Trips depart the Nipigon Marina, paddle down the river’s back channel to the calm flat waters of the Nipigon Bayou, and eventually end near the native paintings on the cliffs in Nipigon Bay. It’s 10km, usually takes 3-5 hours, and is suitable for beginner to intermediate kayakers.

And if kayaking the Nipigon isn’t enough adventure, your guide can take you on a hike to a waterfall or on a mountain bike ride.

Days 5-7: Sailing on Lake Superior and hiking the Sleeping Giant

Now that you’ve seen Lake Superior from the air, land, and kayak, it’s time to go sailing. You can choose to either kick off your sandals and enjoy the ride or actively participate, learning to sail on a multi-night trip on the big lake. Sail Superior Captain Gregory Heroux is a certified sailing instructor and has more than 30 years’ experience.

Lake Superior’s north shore has hundreds of islands and coves to explore. Thompson Island’s sauna is a good spot; be sure to take the cold plunge into the lake for a recharge. And if you spend the night at Tee Harbor in Sleeping Giant Provincial Park like I did, hike the Top of the Giant trail. The route climbs more than 900ft, ending in some pretty awesome lake views.

Note: Hire the services of a chef for the multi-night voyage. I did and ate three meals / day of the best food I’ve had.

Thunder Bay food and accommodations

If you visit over the weekend, stop at the Thunder Bay Country Market for locally grown fruits and vegetables, smoked meats and cured fish, and homemade pasta sauces and preserves. The Thunder Oak Cheese Farm just south of Thunder Bay is another recommended spot. It’s a family owned and operated farm and the only gouda cheese producer in Ontario. The selection is fantastic and delicious.

For a traditional home-style Finnish meal, try the Finlandia Club’s Hoito Restaurant. Housed in the historic 1910 Finnish Heritage building, the restaurant opened in 1918 and has been popular ever since, a Thunder Bay landmark famous for its authentic Finnish pancakes.

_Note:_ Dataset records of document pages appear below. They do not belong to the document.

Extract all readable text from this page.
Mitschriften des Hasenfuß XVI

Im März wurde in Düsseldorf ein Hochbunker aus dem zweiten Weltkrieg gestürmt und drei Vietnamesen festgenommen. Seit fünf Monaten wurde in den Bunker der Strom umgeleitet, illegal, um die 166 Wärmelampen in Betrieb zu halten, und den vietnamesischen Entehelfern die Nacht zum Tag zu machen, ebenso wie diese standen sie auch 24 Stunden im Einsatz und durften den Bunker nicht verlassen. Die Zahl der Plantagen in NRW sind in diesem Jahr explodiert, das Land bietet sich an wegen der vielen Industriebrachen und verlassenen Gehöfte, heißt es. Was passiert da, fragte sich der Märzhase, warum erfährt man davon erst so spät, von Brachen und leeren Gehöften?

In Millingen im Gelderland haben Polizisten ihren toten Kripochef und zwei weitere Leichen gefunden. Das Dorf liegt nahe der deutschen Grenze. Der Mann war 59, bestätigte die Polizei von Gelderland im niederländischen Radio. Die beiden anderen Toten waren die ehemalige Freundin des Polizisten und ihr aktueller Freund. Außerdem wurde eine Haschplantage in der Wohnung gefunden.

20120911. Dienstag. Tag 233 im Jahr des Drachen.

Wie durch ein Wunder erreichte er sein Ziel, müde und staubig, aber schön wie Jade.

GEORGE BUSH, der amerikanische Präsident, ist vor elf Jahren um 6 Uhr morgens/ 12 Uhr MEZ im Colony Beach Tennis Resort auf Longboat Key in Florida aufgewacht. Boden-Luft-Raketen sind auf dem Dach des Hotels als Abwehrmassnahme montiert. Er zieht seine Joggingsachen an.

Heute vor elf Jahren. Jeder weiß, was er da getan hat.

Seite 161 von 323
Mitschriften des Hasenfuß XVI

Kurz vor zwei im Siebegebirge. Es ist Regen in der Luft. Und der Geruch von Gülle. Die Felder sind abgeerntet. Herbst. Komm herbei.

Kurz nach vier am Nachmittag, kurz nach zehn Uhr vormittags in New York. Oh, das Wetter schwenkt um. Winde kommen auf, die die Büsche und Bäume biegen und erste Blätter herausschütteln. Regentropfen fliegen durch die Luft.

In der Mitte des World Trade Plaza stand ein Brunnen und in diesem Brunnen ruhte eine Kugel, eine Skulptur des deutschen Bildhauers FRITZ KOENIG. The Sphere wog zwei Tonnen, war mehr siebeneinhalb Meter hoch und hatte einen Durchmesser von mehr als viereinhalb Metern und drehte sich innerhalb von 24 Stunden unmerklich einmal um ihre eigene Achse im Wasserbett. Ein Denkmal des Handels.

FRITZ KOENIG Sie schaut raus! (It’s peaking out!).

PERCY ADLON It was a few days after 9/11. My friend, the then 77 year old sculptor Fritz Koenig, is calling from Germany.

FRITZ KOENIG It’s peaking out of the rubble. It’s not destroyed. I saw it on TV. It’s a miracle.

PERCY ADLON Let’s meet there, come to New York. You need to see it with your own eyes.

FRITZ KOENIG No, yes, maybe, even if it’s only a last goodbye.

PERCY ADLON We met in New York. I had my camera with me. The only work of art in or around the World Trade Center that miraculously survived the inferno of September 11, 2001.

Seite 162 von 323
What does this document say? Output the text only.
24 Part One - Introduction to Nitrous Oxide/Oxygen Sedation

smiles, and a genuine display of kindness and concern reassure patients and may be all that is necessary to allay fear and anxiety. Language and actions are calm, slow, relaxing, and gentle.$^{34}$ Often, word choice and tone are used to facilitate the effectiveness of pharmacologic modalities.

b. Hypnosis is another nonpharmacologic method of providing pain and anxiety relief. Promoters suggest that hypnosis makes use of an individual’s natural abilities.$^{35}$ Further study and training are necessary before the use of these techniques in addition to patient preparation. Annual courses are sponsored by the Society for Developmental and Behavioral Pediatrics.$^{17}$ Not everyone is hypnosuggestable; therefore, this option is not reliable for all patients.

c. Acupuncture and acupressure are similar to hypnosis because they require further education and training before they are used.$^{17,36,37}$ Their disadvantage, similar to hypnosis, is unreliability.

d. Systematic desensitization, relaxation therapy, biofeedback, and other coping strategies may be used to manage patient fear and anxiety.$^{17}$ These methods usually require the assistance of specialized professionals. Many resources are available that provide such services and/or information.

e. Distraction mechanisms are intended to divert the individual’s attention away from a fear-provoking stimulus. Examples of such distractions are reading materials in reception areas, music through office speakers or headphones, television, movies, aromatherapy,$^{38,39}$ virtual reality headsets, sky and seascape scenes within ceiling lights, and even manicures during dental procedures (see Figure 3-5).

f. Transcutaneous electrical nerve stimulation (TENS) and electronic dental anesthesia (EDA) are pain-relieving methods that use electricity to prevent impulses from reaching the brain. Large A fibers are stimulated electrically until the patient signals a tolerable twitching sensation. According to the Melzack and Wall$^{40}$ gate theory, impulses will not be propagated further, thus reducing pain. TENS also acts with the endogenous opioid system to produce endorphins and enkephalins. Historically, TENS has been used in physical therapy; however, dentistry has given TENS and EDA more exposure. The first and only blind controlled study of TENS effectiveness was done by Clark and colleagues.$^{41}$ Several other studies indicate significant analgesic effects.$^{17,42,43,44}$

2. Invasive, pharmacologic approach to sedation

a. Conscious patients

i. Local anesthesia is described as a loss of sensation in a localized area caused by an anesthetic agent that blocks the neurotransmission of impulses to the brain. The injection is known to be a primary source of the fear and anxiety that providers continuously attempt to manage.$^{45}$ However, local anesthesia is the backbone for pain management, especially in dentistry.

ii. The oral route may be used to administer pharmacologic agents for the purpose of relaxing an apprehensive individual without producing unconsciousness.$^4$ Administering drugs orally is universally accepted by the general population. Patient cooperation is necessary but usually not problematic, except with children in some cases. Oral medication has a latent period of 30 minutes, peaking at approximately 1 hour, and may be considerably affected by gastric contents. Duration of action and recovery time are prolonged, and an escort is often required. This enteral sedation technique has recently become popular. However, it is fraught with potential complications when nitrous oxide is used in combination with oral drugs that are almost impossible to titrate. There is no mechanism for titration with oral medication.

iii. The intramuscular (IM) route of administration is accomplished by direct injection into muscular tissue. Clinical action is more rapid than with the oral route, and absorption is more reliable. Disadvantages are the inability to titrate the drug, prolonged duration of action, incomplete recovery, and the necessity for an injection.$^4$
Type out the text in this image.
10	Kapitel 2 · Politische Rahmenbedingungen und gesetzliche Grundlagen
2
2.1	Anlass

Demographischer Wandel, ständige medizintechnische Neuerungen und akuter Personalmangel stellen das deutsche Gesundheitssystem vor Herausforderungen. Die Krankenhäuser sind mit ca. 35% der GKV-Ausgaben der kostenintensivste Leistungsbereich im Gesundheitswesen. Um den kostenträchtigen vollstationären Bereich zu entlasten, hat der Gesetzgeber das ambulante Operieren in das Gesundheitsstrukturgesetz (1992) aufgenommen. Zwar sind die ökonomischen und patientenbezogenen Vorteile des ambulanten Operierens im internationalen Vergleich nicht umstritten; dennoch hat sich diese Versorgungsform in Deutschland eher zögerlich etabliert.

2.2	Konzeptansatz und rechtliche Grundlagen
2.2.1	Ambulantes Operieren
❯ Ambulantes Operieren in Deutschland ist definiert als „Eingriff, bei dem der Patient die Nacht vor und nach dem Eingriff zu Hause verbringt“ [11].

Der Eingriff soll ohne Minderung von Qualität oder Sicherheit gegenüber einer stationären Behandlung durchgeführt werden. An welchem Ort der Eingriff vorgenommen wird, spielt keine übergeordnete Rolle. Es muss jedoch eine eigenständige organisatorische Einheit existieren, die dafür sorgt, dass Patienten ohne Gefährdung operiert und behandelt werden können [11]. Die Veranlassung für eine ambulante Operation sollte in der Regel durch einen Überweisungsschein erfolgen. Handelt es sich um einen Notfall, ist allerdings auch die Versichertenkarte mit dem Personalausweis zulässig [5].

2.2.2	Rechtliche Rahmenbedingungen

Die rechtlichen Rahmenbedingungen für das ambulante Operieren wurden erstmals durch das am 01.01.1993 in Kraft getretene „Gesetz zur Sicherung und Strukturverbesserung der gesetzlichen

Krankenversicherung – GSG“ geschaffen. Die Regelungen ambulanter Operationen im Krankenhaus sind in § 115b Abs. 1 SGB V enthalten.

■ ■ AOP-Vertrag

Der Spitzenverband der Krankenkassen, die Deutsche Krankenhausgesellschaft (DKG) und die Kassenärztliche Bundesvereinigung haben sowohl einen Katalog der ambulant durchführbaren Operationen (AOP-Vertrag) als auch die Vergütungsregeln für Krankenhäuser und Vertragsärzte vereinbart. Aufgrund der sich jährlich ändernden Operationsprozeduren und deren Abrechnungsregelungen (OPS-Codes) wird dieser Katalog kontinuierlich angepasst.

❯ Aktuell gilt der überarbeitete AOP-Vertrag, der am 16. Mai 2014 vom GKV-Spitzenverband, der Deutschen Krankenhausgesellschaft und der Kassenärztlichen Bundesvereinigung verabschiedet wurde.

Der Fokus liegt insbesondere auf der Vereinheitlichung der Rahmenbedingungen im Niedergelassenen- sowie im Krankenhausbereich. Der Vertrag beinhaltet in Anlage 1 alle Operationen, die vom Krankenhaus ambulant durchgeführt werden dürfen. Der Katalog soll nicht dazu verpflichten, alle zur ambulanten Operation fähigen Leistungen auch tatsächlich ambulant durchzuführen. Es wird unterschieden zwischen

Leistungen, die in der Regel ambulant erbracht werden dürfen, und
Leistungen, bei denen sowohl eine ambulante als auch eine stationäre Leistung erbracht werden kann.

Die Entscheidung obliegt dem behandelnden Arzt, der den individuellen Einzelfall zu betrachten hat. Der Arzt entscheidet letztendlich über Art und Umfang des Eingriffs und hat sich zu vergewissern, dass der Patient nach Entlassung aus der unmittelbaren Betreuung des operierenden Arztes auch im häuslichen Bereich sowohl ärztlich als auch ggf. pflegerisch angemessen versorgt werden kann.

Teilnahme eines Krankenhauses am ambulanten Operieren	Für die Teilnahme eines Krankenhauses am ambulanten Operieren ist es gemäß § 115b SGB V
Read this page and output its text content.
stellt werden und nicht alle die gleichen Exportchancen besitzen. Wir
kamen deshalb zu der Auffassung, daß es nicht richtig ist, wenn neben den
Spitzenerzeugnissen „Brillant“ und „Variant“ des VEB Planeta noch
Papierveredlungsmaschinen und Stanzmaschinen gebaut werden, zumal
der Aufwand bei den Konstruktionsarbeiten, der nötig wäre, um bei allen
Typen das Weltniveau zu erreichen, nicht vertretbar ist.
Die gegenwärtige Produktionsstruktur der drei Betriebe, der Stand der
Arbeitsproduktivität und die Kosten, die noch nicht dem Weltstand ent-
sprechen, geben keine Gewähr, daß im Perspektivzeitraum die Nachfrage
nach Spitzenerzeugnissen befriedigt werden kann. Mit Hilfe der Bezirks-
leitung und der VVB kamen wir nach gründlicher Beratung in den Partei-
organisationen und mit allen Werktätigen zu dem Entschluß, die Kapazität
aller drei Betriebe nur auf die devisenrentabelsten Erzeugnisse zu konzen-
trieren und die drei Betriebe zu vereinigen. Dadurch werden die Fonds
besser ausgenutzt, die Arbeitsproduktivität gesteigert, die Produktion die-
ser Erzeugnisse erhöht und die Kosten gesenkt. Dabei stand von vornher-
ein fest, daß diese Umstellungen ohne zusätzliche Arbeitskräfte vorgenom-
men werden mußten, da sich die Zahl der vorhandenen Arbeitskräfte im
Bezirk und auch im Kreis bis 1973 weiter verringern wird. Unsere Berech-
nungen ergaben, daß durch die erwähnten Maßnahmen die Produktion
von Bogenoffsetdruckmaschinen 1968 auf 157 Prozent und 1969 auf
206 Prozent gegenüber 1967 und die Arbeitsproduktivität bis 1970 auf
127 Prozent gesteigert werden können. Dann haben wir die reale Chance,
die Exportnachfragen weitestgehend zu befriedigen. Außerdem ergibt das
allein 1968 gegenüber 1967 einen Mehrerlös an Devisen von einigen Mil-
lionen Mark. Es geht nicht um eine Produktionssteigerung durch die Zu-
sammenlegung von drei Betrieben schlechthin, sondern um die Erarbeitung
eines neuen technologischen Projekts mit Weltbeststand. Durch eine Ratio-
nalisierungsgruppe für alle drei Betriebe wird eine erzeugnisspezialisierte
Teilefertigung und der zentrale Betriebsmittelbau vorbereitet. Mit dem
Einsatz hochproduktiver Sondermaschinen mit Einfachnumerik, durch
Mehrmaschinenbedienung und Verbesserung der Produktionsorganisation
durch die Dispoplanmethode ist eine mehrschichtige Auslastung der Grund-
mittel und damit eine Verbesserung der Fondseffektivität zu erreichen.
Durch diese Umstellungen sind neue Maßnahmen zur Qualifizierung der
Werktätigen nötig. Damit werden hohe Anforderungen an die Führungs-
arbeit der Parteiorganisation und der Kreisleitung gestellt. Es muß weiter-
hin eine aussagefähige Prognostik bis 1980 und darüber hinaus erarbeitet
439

Gargoyles Grille and Ale is a good place for live music. The menu features an eclectic selection of appetizers with seasonal ingredients.

If you’re going to splurge for a B&B, McVicar Manor in Thunder Bay should be it. Hosts Dorothy and Tim Walch offer the most accommodating services and serve up a tasty breakfast. Located on McVicar Creek, within walking distance of downtown, McVicar Manor is an old Victorian home with spacious rooms that all have a private bathroom and jacuzzi tub.